Thus you've clearly entered politics at great personal cost, forcing you to repress many key aspects of your personality in order to "do good" by holding public office. This has created two basic political problems:
1) An inauthentic politics which culminated in your un-credible emergence as a lunch-bucket Democrat at the convention after a lifetime as a centrist identified with global issues. The high-minded politics in "Earth in the Balance" is simply incompatible with the mindset of Democratic mercenaries like Carter Eskew, Tony Podesta or Tony Coelho, to whom you opportunistically turned for your political campaigns; and
2) a wooden, unfeeling, artificial, insincere, cloying public personality. You are clearly cut off from your real feelings in public. Perhaps the most poignant and revealing moment in this campaign was when you acknowledged to Matt Lauer that you realized you had a stiff personality in public, but did not believe that you could change it.
It also seems quite clear that a second major psychological handicap that cost you this election is your failure to break free from internalized parental voices which tell you you are not good enough and must constantly prove yourself. This trait, too, distances you from people, who feel you are lecturing them or trying to prove how much you know rather than relate to them on an emotional basis.
My few meetings with you, and reports from trusted friends who know you far better, indicate that you are a well-meaning and decent guy. Your public exaggerations and artificiality are evidence of your divided nature and deep insecurity, not something evil or dangerous.
I remember a Senate hearing in which you spent most of your time showing how much you knew about HDTV rather than asking a question of the witness. It seemed obvious that you were deeply insecure and felt a need to show how smart you were.
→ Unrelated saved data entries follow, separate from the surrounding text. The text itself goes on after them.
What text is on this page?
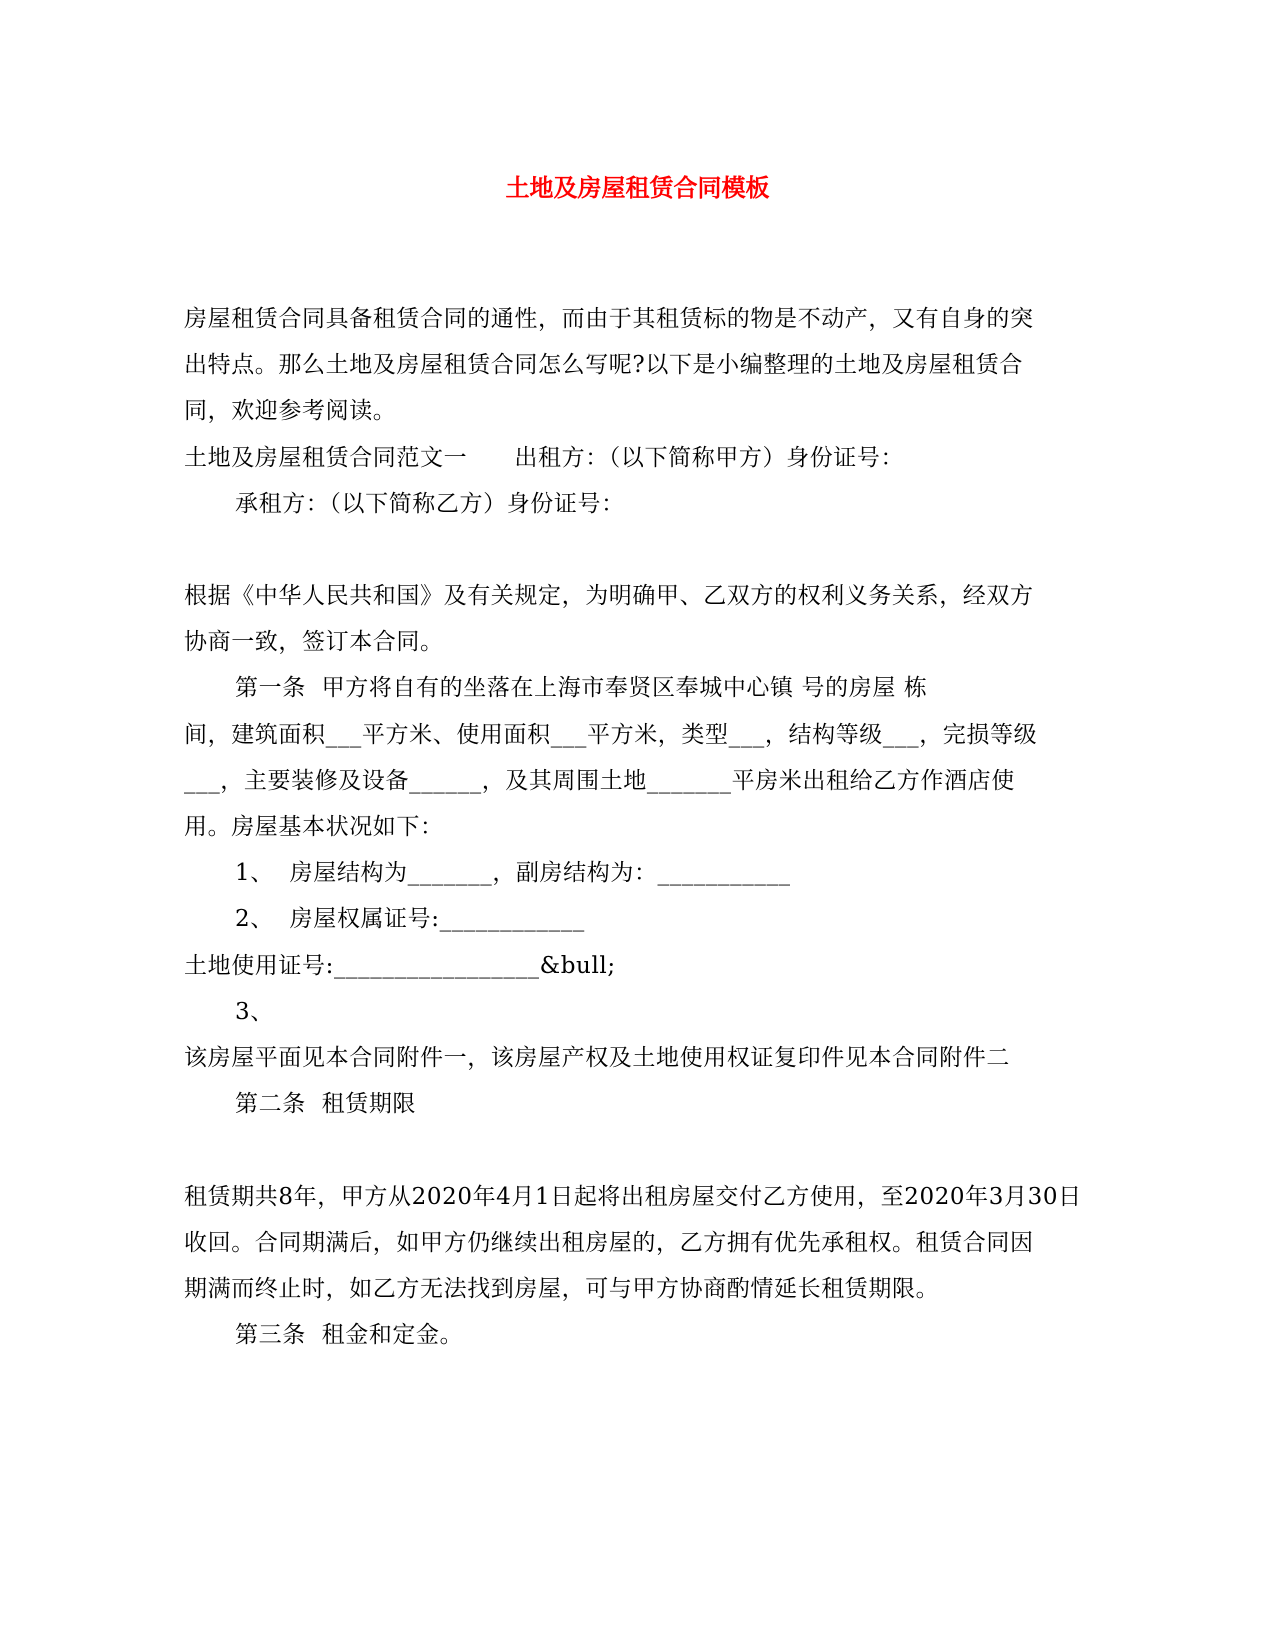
土地及房屋租赁合同模板
房屋租赁合同具备租赁合同的通性，而由于其租赁标的物是不动产，又有自身的突
出特点。那么土地及房屋租赁合同怎么写呢?以下是小编整理的土地及房屋租赁合
同，欢迎参考阅读。
土地及房屋租赁合同范文一　　出租方：（以下简称甲方）身份证号：
承租方：（以下简称乙方）身份证号：
根据《中华人民共和国》及有关规定，为明确甲、乙双方的权利义务关系，经双方
协商一致，签订本合同。
第一条  甲方将自有的坐落在上海市奉贤区奉城中心镇 号的房屋 栋
间，建筑面积___平方米、使用面积___平方米，类型___，结构等级___，完损等级
___，主要装修及设备______，及其周围土地_______平房米出租给乙方作酒店使
用。房屋基本状况如下：
1、  房屋结构为_______，副房结构为：___________
2、  房屋权属证号:____________
土地使用证号:_________________&bull;
3、
该房屋平面见本合同附件一，该房屋产权及土地使用权证复印件见本合同附件二
第二条  租赁期限
租赁期共8年，甲方从2020年4月1日起将出租房屋交付乙方使用，至2020年3月30日
收回。合同期满后，如甲方仍继续出租房屋的，乙方拥有优先承租权。租赁合同因
期满而终止时，如乙方无法找到房屋，可与甲方协商酌情延长租赁期限。
第三条  租金和定金。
I can't think of a better explanation for the many personal exaggerations since -- overstating your role in the creation of the Internet, you and Tipper serving as a model for "Love Story," etc. -- that have so bedeviled your campaign.
What would it mean to truly become "your own man," in fact as well as rhetoric, during the next four years? Only you can fully answer this question, of course. But two obvious tasks are immediately apparent.
First, you would seek to build a political and organizational vehicle that is consistent with the deep beliefs that you articulated in your book. This would not mean ignoring issues like taxes, Social Security or Medicare, which need attention. But it would mean elevating issues like global warming, biodiversity loss and aquifer depletion.
You would turn to pollsters like Stanley Greenberg not only to learn how to appeal to the "working middle class" on pocketbook issues, but to figure out how to communicate your deeply held environmental beliefs to them. You would learn how to make your theme not merely "I will fight for you on prescription drugs", but "I will fight for you so that you can leave a legacy to your children and grandchildren of clean industries generating millions of new jobs, and breathable air, drinkable water and clean and affordable energy."
Second, and even more importantly, you would challenge yourself to rise above your defeatism about changing your wooden public personality. Creating a vehicle whose central organizing principle is the environment is a crucial first step, so that you could be regularly speaking out on the issues you truly care about. But more would be needed. You would need to embark on a long, dark night of the soul and confront the psychological issues that cost you this election.
Key would be seeing your entry into private life for the first time in 24 years as an opportunity to pursue personal transformation in a way that is simply not possible for those who hold public office. The key issues are time and psychological space. It takes time politicians don't have to look back on one's previous life, conduct a spiritual and psychological stock-taking, separate what one truly wants from internalized parental voices pushing us to be what we are not. And it takes a distance from the arena to sweat through surfacing repressed painful feelings of inadequacy or vulnerability so as to become an integrated human being who displays genuine feeling in public as well as in private.
It is a tragedy that therapy with a psychologist who knows how to challenge internal defenses is probably not available to you if you wish to run for public office in 2004. There is nothing sadder about our public life than the fact that the public officials and media personalities who most need therapy for their narcissism, inauthenticity and lack of genuine feeling are the least likely to pursue it. It is not only that it can cost a politician votes. Undertaking therapy makes one vulnerable, the very feeling that most of the "Type A" personalities in public life are most on the run from.
But there are many other paths -- including deep personal reflection, contemplation, discussions, reading, video tapes, self-education courses, meditative immersion in nature -- that can help you become who you truly are, in public as well as in private.
There are many reasons to hope you will give all this a try, but no one has put the case for conceding and returning to fight another day better than yourself. Earth is truly in the balance if America cannot generate leaders who not only understand the global environmental crisis, but have the courage and skill to build a public support to save it. Clearly you understand it; summoning the courage to organize your political life around it is what you'll need to be an effective president, and person.